Le Journal de Montreal

Une directive au premier ministre du Canada

- LOUIS BUTCHER

Malgré sa déveine en 1978, Jean-Pierre Jarier garde de bons souvenirs de Montréal, en nous racontant une anecdote particuliè­rement savoureuse qui démontre clairement que la F1 a bien changé.

Après avoir obtenu la position de tête, on lui demande de rencontrer le premier ministre du Canada, à qui on avait confié la tâche de donner le départ. Pas de farce.

« Pierre Elliott Trudeau ne savait pas, souligne-t-il, comment procéder pour libérer le peloton et comme je m’élançais de la première position, je lui avais donné quelques conseils.

« Je lui ai dit qu’il fallait agir vite parce que les voitures n’avaient pas de ventilateu­rs et qu’il y avait risque de surchauffe. Je l’ai avisé qu’il devait attendre que la dernière monoplace soit immobilisé­e sur la grille pour actionner le feu vert.

« Il m’a alors demandé si on avait des rétroviseu­rs. Je lui ai répondu : “Bien évidemment.” On s’est donc entendus sur la procédure.

« Ainsi, quand j’ai constaté que toutes les voitures s’étaient arrêtées [ou presque…], il m’a regardé et je lui ai fait signe de donner le départ. »

DÉPARTS ARRÊTÉS, VRAIMENT ?

À cette époque, les départs, quoiqu’en position arrêtée, étaient donnés sans véritable consigne.

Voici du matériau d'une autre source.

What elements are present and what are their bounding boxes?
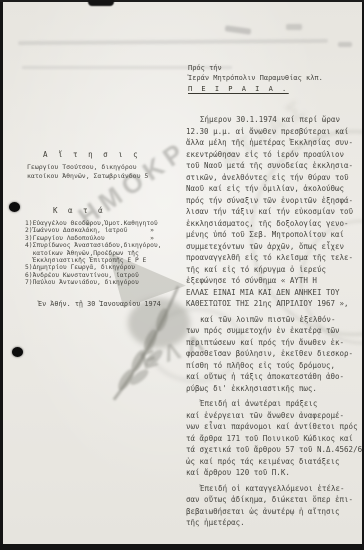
text-line: στικῶν, ἀνελθόντες εἰς τήν θύραν τοῦ bbox=[186, 172, 362, 184]
scan-border-mark bbox=[88, 0, 114, 6]
text-line: 5)Δημητρίου Γεωργᾶ, δικηγόρου bbox=[25, 264, 190, 271]
text-line: καί ἄρθρου 120 τοῦ Π.Κ. bbox=[186, 467, 362, 479]
text-line: τά σχετικά τοῦ ἄρθρου 57 τοῦ Ν.Δ.4562/66 bbox=[186, 444, 362, 456]
scan-border-bottom bbox=[0, 544, 364, 550]
recipient-to: Πρός τήν bbox=[188, 63, 360, 73]
respondents-list: 1)Εὐαγγέλου Θεοδώρου,Ὁμοτ.Καθηγητοῦ2)Ἰωά… bbox=[25, 220, 190, 287]
applicant-block: Γεωργίου Τσούτσου, δικηγόρουκατοίκου Ἀθη… bbox=[27, 163, 187, 181]
text-line: κατοίκου Ἀθηνῶν, Σατωβριάνδου 5 bbox=[27, 172, 187, 181]
text-line: ΕΛΛΑΣ ΕΙΝΑΙ ΜΙΑ ΚΑΙ ΔΕΝ ΑΝΗΚΕΙ ΤΟΥ bbox=[186, 287, 362, 299]
punch-hole bbox=[9, 202, 20, 212]
text-line: περιπτώσεων καί πρός τήν ἄνωθεν ἐκ- bbox=[186, 337, 362, 349]
text-line: πρός τήν σύναξιν τῶν ἐνοριτῶν ἐξησφά- bbox=[186, 195, 362, 207]
text-line: 12.30 μ.μ. αἱ ἄνωθεν πρεσβύτεραι καί bbox=[186, 126, 362, 138]
text-line: κατοίκων Ἀθηνῶν,Προέδρων τῆς bbox=[25, 250, 190, 257]
text-line: μένης ὑπό τοῦ Σεβ. Μητροπολίτου καί bbox=[186, 229, 362, 241]
recipient-block: Πρός τήν Ἱεράν Μητρόπολιν Παραμυθίας κλπ… bbox=[188, 63, 360, 94]
pencil-mark bbox=[338, 42, 352, 47]
text-line: προαναγγελθῆ εἰς τό κλεῖσμα τῆς τελε- bbox=[186, 252, 362, 264]
body-paragraph: Ἐπειδή οἱ καταγγελλόμενοι ἐτέλε-σαν οὕτω… bbox=[186, 483, 362, 529]
text-line: νων εἶναι παράνομοι καί ἀντίθετοι πρός bbox=[186, 421, 362, 433]
body-text-column: Σήμερον 30.1.1974 καί περί ὥραν12.30 μ.μ… bbox=[186, 114, 362, 533]
text-line: Ἐπειδή αἱ ἀνωτέραι πράξεις bbox=[200, 398, 362, 410]
pencil-mark bbox=[225, 25, 252, 35]
text-line: καί ἐνέργειαι τῶν ἄνωθεν ἀναφερομέ- bbox=[186, 410, 362, 422]
dateline: Ἐν Ἀθήν. τῇ 30 Ἰανουαρίου 1974 bbox=[38, 300, 161, 308]
text-line: 4)Σπυρίδωνος Ἀναστασιάδου,δικηγόρου, bbox=[25, 242, 190, 249]
pencil-mark bbox=[18, 39, 328, 45]
text-line: καί τῶν λοιπῶν πιστῶν ἐξελθόν- bbox=[200, 314, 362, 326]
text-line: ἄλλα μέλη τῆς ἡμετέρας Ἐκκλησίας συν- bbox=[186, 137, 362, 149]
text-line: ἐξεφώνησε τό σύνθημα « ΑΥΤΗ Η bbox=[186, 275, 362, 287]
scan-border-top bbox=[0, 0, 364, 2]
text-line: τῆς ἡμετέρας. bbox=[186, 517, 362, 529]
text-line: εκεντρώθησαν εἰς τό ἱερόν προαύλιον bbox=[186, 149, 362, 161]
text-line: των πρός συμμετοχήν ἐν ἑκατέρᾳ τῶν bbox=[186, 325, 362, 337]
petition-heading: Α ἴ τ η σ ι ς bbox=[43, 150, 141, 159]
text-line: Ναοῦ καί εἰς τήν ὁμιλίαν, ἀκολούθως bbox=[186, 183, 362, 195]
text-line: Γεωργίου Τσούτσου, δικηγόρου bbox=[27, 163, 187, 172]
text-line: ΚΑΘΕΣΤΩΤΟΣ ΤΗΣ 21ης ΑΠΡΙΛΙΟΥ 1967 », bbox=[186, 298, 362, 310]
body-paragraph: Ἐπειδή αἱ ἀνωτέραι πράξειςκαί ἐνέργειαι … bbox=[186, 398, 362, 479]
text-line: συμμετεχόντων τῶν ἀρχῶν, ὅπως εἶχεν bbox=[186, 241, 362, 253]
text-line: ἐκκλησιάσματος, τῆς δοξολογίας γενο- bbox=[186, 218, 362, 230]
text-line: ρύβως δι' ἐκκλησιαστικῆς πως. bbox=[186, 383, 362, 395]
text-line: τοῦ Ναοῦ μετά τῆς συνοδείας ἐκκλησια- bbox=[186, 160, 362, 172]
text-line: 2)Ἰωάννου Δασκαλάκη, ἰατροῦ » bbox=[25, 227, 190, 234]
text-line: 7)Παύλου Ἀντωνιάδου, δικηγόρου bbox=[25, 279, 190, 286]
punch-hole bbox=[12, 347, 23, 357]
text-line: Σήμερον 30.1.1974 καί περί ὥραν bbox=[200, 114, 362, 126]
scan-border-left bbox=[0, 0, 3, 550]
body-paragraph: Σήμερον 30.1.1974 καί περί ὥραν12.30 μ.μ… bbox=[186, 114, 362, 310]
scanned-document-page: ΗΜΟΚΡ ΑΤΙΑΣ ΕΛΛ Πρός τήν Ἱεράν Μητρόπολι… bbox=[0, 0, 364, 550]
text-line: τῆς καί εἰς τό κήρυγμα ὁ ἱερεύς bbox=[186, 264, 362, 276]
text-line: ὡς καί πρός τάς κειμένας διατάξεις bbox=[186, 456, 362, 468]
pencil-mark bbox=[286, 24, 302, 30]
text-line: Ἐπειδή οἱ καταγγελλόμενοι ἐτέλε- bbox=[200, 483, 362, 495]
recipient-city: Π Ε Ι Ρ Α Ι Α . bbox=[188, 84, 360, 94]
against-label: Κ α τ ά bbox=[53, 206, 106, 215]
text-line: βεβαιωθήσεται ὡς ἀνωτέρῳ ἡ αἴτησις bbox=[186, 506, 362, 518]
text-line: πίσθη τό πλῆθος εἰς τούς δρόμους, bbox=[186, 360, 362, 372]
text-line: σαν οὕτως ἀδίκημα, διώκεται ὅπερ ἐπι- bbox=[186, 494, 362, 506]
text-line: καί οὕτως ἡ τάξις ἀποκατεστάθη ἀθο- bbox=[186, 371, 362, 383]
text-line: λισαν τήν τάξιν καί τήν εὐκοσμίαν τοῦ bbox=[186, 206, 362, 218]
text-line: φρασθεῖσαν βούλησιν, ἐκεῖθεν διεσκορ- bbox=[186, 348, 362, 360]
recipient-name: Ἱεράν Μητρόπολιν Παραμυθίας κλπ. bbox=[188, 73, 360, 83]
text-line: τά ἄρθρα 171 τοῦ Ποινικοῦ Κώδικος καί bbox=[186, 433, 362, 445]
body-paragraph: καί τῶν λοιπῶν πιστῶν ἐξελθόν-των πρός σ… bbox=[186, 314, 362, 395]
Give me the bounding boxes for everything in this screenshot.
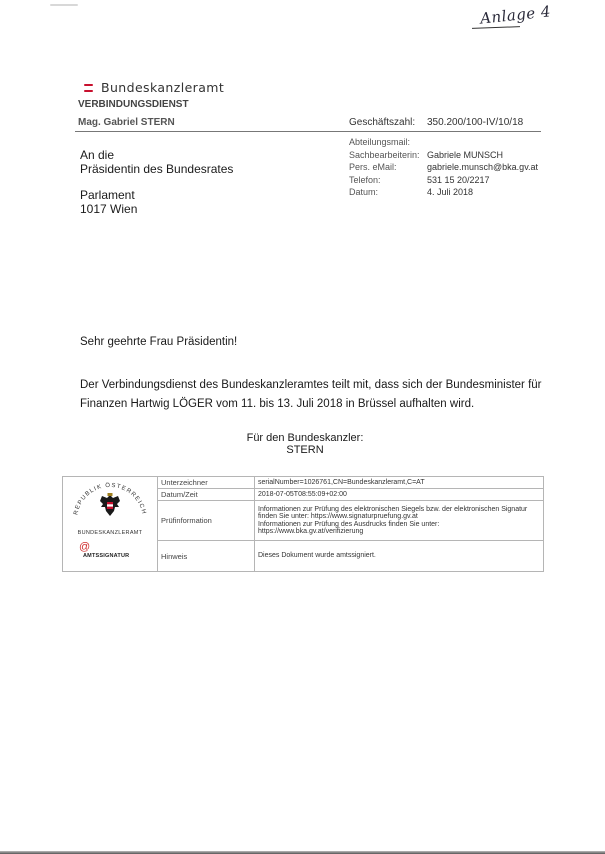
recipient-line: An die [80,148,233,162]
signature-label: Unterzeichner [158,477,255,489]
meta-label: Datum: [349,186,427,199]
meta-row-phone: Telefon: 531 15 20/2217 [349,174,538,187]
signature-block: REPUBLIK ÖSTERREICH BUNDESKANZLERAMT @ A… [62,476,544,572]
scan-artifact [50,4,78,6]
meta-value: gabriele.munsch@bka.gv.at [427,161,538,174]
signature-row-signer: REPUBLIK ÖSTERREICH BUNDESKANZLERAMT @ A… [63,477,544,489]
meta-label: Pers. eMail: [349,161,427,174]
meta-value: 531 15 20/2217 [427,174,490,187]
closing-block: Für den Bundeskanzler: STERN [200,432,410,456]
annotation-underline [472,26,520,29]
meta-row-email: Pers. eMail: gabriele.munsch@bka.gv.at [349,161,538,174]
sender-name: Mag. Gabriel STERN [78,117,175,128]
meta-label: Sachbearbeiterin: [349,149,427,162]
meta-value: 4. Juli 2018 [427,186,473,199]
salutation: Sehr geehrte Frau Präsidentin! [80,336,237,348]
closing-phrase: Für den Bundeskanzler: [200,432,410,444]
meta-row-department-mail: Abteilungsmail: [349,136,538,149]
department-name: VERBINDUNGSDIENST [78,99,189,110]
amtssignatur-label: AMTSSIGNATUR [83,553,129,559]
signature-value: Informationen zur Prüfung des elektronis… [255,501,544,541]
recipient-address: An die Präsidentin des Bundesrates Parla… [80,148,233,216]
recipient-line: Parlament [80,188,233,202]
contact-details: Abteilungsmail: Sachbearbeiterin: Gabrie… [349,136,538,199]
seal-organization: BUNDESKANZLERAMT [63,530,157,536]
recipient-line: Präsidentin des Bundesrates [80,162,233,176]
signature-label: Datum/Zeit [158,489,255,501]
meta-label: Telefon: [349,174,427,187]
header-divider [75,131,541,132]
at-sign-icon: @ [79,542,90,552]
letterhead-logo: Bundeskanzleramt [84,80,224,95]
official-seal: REPUBLIK ÖSTERREICH BUNDESKANZLERAMT @ A… [63,477,158,572]
signatory-name: STERN [200,444,410,456]
signature-value: serialNumber=1026761,CN=Bundeskanzleramt… [255,477,544,489]
austrian-flag-icon [84,84,93,92]
signature-label: Prüfinformation [158,501,255,541]
meta-value: Gabriele MUNSCH [427,149,503,162]
signature-value: 2018-07-05T08:55:09+02:00 [255,489,544,501]
amtssignatur-badge: @ AMTSSIGNATUR [77,542,129,559]
signature-value: Dieses Dokument wurde amtssigniert. [255,541,544,572]
handwritten-annotation: Anlage 4 [479,2,552,27]
reference-label: Geschäftszahl: [349,117,415,128]
organization-name: Bundeskanzleramt [101,80,224,95]
meta-label: Abteilungsmail: [349,136,427,149]
eagle-coat-of-arms-icon [99,492,121,518]
meta-row-date: Datum: 4. Juli 2018 [349,186,538,199]
meta-row-clerk: Sachbearbeiterin: Gabriele MUNSCH [349,149,538,162]
signature-label: Hinweis [158,541,255,572]
letter-body: Der Verbindungsdienst des Bundeskanzlera… [80,376,550,414]
reference-number: 350.200/100-IV/10/18 [427,117,523,128]
recipient-line: 1017 Wien [80,202,233,216]
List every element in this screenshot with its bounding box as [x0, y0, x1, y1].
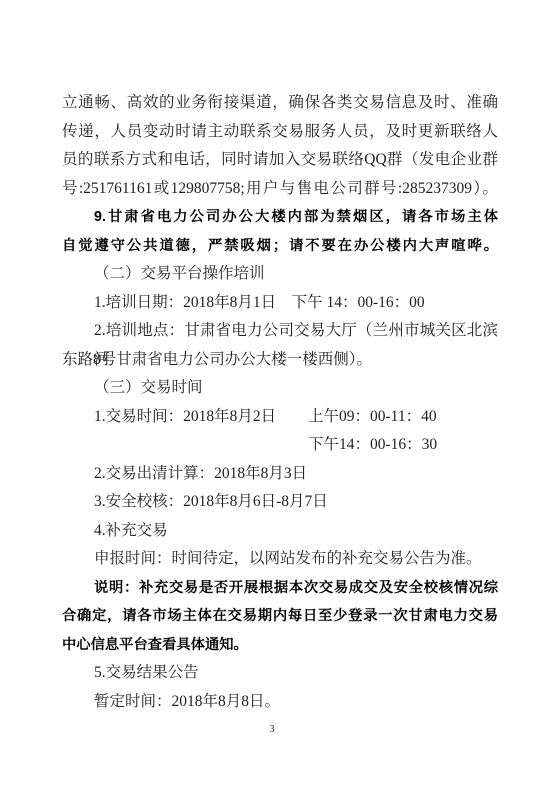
page-number: 3 [0, 724, 544, 735]
supplementary-trade-line: 4.补充交易 [62, 517, 498, 546]
text-line: 合确定，请各市场主体在交易期内每日至少登录一次甘肃电力交易 [62, 602, 498, 631]
trade-time-afternoon: 下午14：00-16：30 [62, 431, 498, 460]
document-body: 立通畅、高效的业务衔接渠道，确保各类交易信息及时、准确 传递，人员变动时请主动联… [62, 89, 498, 716]
text-line: 2.培训地点：甘肃省电力公司交易大厅（兰州市城关区北滨河 [62, 317, 498, 346]
heading-section-2-training: （二）交易平台操作培训 [62, 260, 498, 289]
tentative-time-line: 暂定时间：2018年8月8日。 [62, 688, 498, 717]
trade-time-label: 1.交易时间：2018年8月2日 [94, 408, 276, 425]
text-line: 说明：补充交易是否开展根据本次交易成交及安全校核情况综 [62, 574, 498, 603]
text-line: 9.甘肃省电力公司办公大楼内部为禁烟区，请各市场主体 [62, 203, 498, 232]
paragraph-training-location: 2.培训地点：甘肃省电力公司交易大厅（兰州市城关区北滨河 东路8号甘肃省电力公司… [62, 317, 498, 374]
text-line: 自觉遵守公共道德，严禁吸烟；请不要在办公楼内大声喧哗。 [62, 232, 498, 261]
paragraph-contact-continuation: 立通畅、高效的业务衔接渠道，确保各类交易信息及时、准确 传递，人员变动时请主动联… [62, 89, 498, 203]
paragraph-supplementary-note: 说明：补充交易是否开展根据本次交易成交及安全校核情况综 合确定，请各市场主体在交… [62, 574, 498, 660]
trade-time-line: 1.交易时间：2018年8月2日 上午09：00-11：40 [62, 403, 498, 432]
text-line: 号:251761161或129807758;用户与售电公司群号:28523730… [62, 175, 498, 204]
text-line: 中心信息平台查看具体通知。 [62, 631, 498, 660]
document-page: 立通畅、高效的业务衔接渠道，确保各类交易信息及时、准确 传递，人员变动时请主动联… [0, 0, 560, 792]
declaration-time-line: 申报时间：时间待定，以网站发布的补充交易公告为准。 [62, 545, 498, 574]
security-check-line: 3.安全校核：2018年8月6日-8月7日 [62, 488, 498, 517]
paragraph-no-smoking-notice: 9.甘肃省电力公司办公大楼内部为禁烟区，请各市场主体 自觉遵守公共道德，严禁吸烟… [62, 203, 498, 260]
training-date-line: 1.培训日期：2018年8月1日 下午 14：00-16：00 [62, 289, 498, 318]
heading-section-3-trade-time: （三）交易时间 [62, 374, 498, 403]
result-announcement-line: 5.交易结果公告 [62, 659, 498, 688]
clearing-calculation-line: 2.交易出清计算：2018年8月3日 [62, 460, 498, 489]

Les monoplaces s’arrêtaient à peine entre le feu rouge et les feu vert et il n’y avait pas de capteurs pour sanctionne­r ceux qui anticipaie­nt le départ. Tous les pilotes trichaient.

Comme quoi la sécurité n’était pas une priorité. Aujourd’hui, une seule personne est autorisée à donner le départ du Grand Prix, soit Charlie Whiting, le directeur de course de la Fédération internatio­nale de l’automobile.

« JE NE VOULAIS PAS MOURIR »

S’il n’a jamais gagné un Grand Prix, si ce n’est une course de F1 hors championna­t à Laguna Seca en Californie en 1975 (au volant d’une Shadow), Jarier ne regrette rien. « Je n’ai jamais voulu mourir même si j’ai exercé un métier dangereux, surtout à mon époque. J’adore la vie. Aujourd’hui, je suis devant vous à raconter mon histoire, alors que d’autres ne sont plus là. « J’ai eu une enfance difficile, avoue-t-il. Mon père a quitté le domicile familial quand j’avais six ans, je ne l’ai plus revu. Ma mère, elle, était pratiqueme­nt absente, car elle dirigeait un restaurant. Mais, j’ai survécu à tous ces obstacles. J’ai fait mes études en droit et en ingénierie. » On a dit de lui qu’il a été un des pilotes les plus éduqués de l’histoire de la F1.

Jean-Pierre Jarier compte 134 départs, échelonnés de 1971 à 1983, en F1, et trois présences sur le podium, toutes sur la troisième marche : à Monaco en 1974 (écurie Shadow) ainsi qu’en Afrique du Sud et en Grande-Bretagne en 1979. Sa carrière en F1 a pris fin au Grand Prix d’Afrique du Sud, à Kyalami, en 1983.